L’insaisissable Marie, les lecteurs de Jean-Philippe Toussaint la connaissent, qui suivent depuis une dizaine d’années le récit de cet amour incessamment empêché, qui aimante autant qu’il écarte l’un de l’autre le narrateur et ladite Marie. Il y eut, en 2002, Faire l’amour ; en 2005, Fuir ; et, quatre ans plus tard, La Vérité sur Marie (1) — composant, avec le présent Nue, un ensemble romanesque intitulé Marie Madeleine Marguerite de Montalte. Mais que le lecteur qui commencerait par la fin, et rencontrerait Marie pour la première fois aujourd’hui, dans cet ultime volet de la fugue en quatre moments que Toussaint lui consacre, n’en soit pas alarmé : il en est dit assez sur elle pour qu’il ne soit pas désorienté — étourdi certes, et même chamboulé, mais cela par la fluidité des phrases de Toussaint, par le mouvement qu’il imprime à son récit, par la limpide grâce qui irradie de ce nouvel épisode du grand roman d’amour qu’est Marie Madeleine Marguerite de Montalte.

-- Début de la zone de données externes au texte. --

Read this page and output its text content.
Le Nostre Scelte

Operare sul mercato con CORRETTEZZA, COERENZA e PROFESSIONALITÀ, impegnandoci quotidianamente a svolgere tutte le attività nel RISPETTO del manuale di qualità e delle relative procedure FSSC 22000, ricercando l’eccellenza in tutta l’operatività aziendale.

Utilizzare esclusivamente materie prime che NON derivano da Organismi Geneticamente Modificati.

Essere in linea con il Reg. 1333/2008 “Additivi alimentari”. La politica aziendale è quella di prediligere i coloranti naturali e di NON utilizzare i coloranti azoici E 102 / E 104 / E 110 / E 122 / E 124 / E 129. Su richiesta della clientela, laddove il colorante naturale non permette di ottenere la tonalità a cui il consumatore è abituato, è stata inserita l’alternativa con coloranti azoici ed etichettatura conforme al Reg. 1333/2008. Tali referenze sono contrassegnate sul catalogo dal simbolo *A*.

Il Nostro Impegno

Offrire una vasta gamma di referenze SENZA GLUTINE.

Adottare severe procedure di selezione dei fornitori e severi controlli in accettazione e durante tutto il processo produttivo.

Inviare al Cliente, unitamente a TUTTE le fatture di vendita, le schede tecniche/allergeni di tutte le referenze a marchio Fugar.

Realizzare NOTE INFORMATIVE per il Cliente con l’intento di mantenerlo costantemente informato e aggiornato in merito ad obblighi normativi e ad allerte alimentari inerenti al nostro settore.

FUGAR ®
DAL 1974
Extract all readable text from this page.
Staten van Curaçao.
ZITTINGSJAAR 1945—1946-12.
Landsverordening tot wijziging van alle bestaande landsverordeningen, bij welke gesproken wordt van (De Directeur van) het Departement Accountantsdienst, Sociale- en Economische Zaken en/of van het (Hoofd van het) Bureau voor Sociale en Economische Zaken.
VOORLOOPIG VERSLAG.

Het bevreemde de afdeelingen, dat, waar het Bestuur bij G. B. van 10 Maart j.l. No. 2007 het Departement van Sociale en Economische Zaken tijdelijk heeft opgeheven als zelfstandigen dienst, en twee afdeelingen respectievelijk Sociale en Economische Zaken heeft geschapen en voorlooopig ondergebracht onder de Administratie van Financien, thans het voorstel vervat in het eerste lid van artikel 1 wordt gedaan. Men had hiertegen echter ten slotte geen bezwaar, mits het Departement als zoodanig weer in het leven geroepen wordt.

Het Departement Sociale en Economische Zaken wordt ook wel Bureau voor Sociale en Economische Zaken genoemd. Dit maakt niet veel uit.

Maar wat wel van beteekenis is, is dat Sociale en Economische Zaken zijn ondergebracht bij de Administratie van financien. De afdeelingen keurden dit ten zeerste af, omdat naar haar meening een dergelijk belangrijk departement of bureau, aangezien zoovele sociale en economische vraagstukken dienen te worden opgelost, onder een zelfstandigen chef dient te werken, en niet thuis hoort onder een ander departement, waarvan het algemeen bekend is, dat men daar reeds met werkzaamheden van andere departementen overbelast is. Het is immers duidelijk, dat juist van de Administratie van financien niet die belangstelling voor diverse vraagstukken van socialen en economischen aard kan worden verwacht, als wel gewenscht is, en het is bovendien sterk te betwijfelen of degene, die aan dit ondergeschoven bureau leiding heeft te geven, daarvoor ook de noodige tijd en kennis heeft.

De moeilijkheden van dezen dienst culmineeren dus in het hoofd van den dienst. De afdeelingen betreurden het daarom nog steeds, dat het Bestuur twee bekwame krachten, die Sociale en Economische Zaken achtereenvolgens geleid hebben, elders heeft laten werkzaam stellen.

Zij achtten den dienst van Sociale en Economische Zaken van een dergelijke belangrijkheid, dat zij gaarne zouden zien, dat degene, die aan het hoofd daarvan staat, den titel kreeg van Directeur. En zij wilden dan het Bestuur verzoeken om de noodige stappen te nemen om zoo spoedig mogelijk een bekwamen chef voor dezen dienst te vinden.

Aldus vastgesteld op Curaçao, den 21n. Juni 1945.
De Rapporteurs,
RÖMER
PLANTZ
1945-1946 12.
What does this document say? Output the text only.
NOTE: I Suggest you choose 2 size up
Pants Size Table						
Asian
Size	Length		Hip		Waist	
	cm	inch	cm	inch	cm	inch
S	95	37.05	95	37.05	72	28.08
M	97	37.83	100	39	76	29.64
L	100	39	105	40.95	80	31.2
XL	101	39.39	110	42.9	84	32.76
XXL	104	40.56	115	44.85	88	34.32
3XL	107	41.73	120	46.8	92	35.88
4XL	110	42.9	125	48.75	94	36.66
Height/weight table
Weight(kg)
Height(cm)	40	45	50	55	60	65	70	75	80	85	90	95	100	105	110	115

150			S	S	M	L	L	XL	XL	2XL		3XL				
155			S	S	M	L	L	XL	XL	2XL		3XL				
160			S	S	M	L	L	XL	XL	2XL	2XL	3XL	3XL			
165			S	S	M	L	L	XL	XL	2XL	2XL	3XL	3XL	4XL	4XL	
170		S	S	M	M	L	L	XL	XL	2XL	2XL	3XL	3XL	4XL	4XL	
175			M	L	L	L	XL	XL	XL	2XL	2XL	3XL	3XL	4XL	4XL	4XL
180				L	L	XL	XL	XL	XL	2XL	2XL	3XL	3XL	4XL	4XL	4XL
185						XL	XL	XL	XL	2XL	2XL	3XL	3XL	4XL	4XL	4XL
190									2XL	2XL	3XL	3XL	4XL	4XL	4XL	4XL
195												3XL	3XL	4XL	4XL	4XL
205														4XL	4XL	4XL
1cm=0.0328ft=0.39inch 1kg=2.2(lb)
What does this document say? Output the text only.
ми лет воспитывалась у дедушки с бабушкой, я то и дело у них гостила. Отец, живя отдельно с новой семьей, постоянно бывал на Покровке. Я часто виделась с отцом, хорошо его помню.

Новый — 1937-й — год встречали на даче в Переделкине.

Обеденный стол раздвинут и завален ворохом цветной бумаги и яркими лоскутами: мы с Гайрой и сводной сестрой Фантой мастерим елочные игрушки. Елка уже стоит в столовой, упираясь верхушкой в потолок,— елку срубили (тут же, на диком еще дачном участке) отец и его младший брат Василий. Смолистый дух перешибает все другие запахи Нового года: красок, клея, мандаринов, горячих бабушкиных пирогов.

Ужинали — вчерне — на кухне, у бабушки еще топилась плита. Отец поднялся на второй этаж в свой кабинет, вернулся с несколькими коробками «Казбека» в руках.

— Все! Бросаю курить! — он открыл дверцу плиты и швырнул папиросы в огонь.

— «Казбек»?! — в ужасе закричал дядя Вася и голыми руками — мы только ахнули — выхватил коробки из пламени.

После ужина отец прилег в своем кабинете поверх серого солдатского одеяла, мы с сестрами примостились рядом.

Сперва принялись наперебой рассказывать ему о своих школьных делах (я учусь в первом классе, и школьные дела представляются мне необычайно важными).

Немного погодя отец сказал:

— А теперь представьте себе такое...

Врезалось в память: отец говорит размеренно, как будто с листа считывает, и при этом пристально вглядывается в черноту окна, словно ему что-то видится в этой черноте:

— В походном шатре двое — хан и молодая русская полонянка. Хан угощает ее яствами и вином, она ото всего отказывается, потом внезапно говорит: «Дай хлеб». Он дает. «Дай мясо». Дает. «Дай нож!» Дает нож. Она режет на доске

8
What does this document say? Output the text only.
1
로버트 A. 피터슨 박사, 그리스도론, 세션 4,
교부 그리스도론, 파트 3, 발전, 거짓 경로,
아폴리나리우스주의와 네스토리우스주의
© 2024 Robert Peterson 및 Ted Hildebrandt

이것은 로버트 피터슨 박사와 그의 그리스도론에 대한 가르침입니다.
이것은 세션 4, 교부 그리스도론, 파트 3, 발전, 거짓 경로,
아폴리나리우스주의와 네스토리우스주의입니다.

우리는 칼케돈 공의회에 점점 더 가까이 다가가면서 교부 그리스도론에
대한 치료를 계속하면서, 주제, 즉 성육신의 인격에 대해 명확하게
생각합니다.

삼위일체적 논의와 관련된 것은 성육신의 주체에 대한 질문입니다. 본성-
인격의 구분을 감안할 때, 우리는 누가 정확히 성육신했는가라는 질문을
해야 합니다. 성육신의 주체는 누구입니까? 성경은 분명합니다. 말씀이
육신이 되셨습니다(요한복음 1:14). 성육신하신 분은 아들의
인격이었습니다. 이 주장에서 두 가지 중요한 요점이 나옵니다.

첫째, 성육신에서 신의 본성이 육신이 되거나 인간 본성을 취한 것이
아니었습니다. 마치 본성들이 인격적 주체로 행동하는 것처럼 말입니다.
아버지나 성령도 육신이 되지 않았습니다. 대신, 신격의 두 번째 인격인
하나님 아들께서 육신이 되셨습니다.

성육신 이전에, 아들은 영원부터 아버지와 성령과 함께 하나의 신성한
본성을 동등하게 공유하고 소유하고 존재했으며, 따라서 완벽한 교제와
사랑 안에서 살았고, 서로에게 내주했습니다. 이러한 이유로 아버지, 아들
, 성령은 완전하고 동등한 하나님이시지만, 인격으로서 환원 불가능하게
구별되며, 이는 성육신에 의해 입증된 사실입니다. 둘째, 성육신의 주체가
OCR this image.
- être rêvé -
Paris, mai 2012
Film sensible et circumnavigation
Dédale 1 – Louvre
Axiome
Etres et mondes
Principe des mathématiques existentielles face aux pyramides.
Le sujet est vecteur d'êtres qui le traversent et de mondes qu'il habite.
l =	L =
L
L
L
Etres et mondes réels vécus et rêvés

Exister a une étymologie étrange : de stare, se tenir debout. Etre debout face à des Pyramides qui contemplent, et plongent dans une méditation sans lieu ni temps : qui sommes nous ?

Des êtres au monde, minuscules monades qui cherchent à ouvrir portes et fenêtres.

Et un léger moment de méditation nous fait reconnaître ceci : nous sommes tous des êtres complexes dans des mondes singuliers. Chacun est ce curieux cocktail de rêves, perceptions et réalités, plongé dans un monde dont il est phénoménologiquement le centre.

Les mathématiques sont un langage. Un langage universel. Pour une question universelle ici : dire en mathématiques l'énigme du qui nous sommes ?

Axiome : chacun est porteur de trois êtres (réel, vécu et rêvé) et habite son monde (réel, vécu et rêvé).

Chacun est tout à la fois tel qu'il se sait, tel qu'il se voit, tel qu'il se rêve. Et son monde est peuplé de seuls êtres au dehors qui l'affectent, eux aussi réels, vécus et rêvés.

Amour contrarié : par l’humeur changeante de Marie, par les distances qui s’imposent aux deux amants, souvent les séparent, allers et retours — ballet géographique entre Tokyo et Paris, passant par l’île d’Elbe… Amour qui, donc, souvent, rime avec absence, défection, manque. Mais il faut bien qu’il en soit ainsi, afin que, de Marie, le narrateur de Nue, l’amant en souffrance, fasse son obsession, son tourment. Qu’elle habite ses pensées, sa mémoire, ses fantasmes, ses projets. Que les ima­ges d’elle se multiplient sans cesse et à l’infini, changeantes, complémentaires, contradictoires. Marie scrutée à travers un hublot, ou dans le reflet amplifié d’un jeu de miroirs. Marie rêvée ou Marie concrète et prosaïque. Marie tendre ou indifférente. « Marie, femme de son temps, active, débordée et urbaine, qui vivait dans des grands hôtels et traversait en coup de vent des halls d’aéroport en trench-coat mastic dont la ceinture pendouillait au sol », mais aussi Marie et sa « disposition océanique », sa faculté à atteindre « d’instinct la dimension cosmique de l’existence ».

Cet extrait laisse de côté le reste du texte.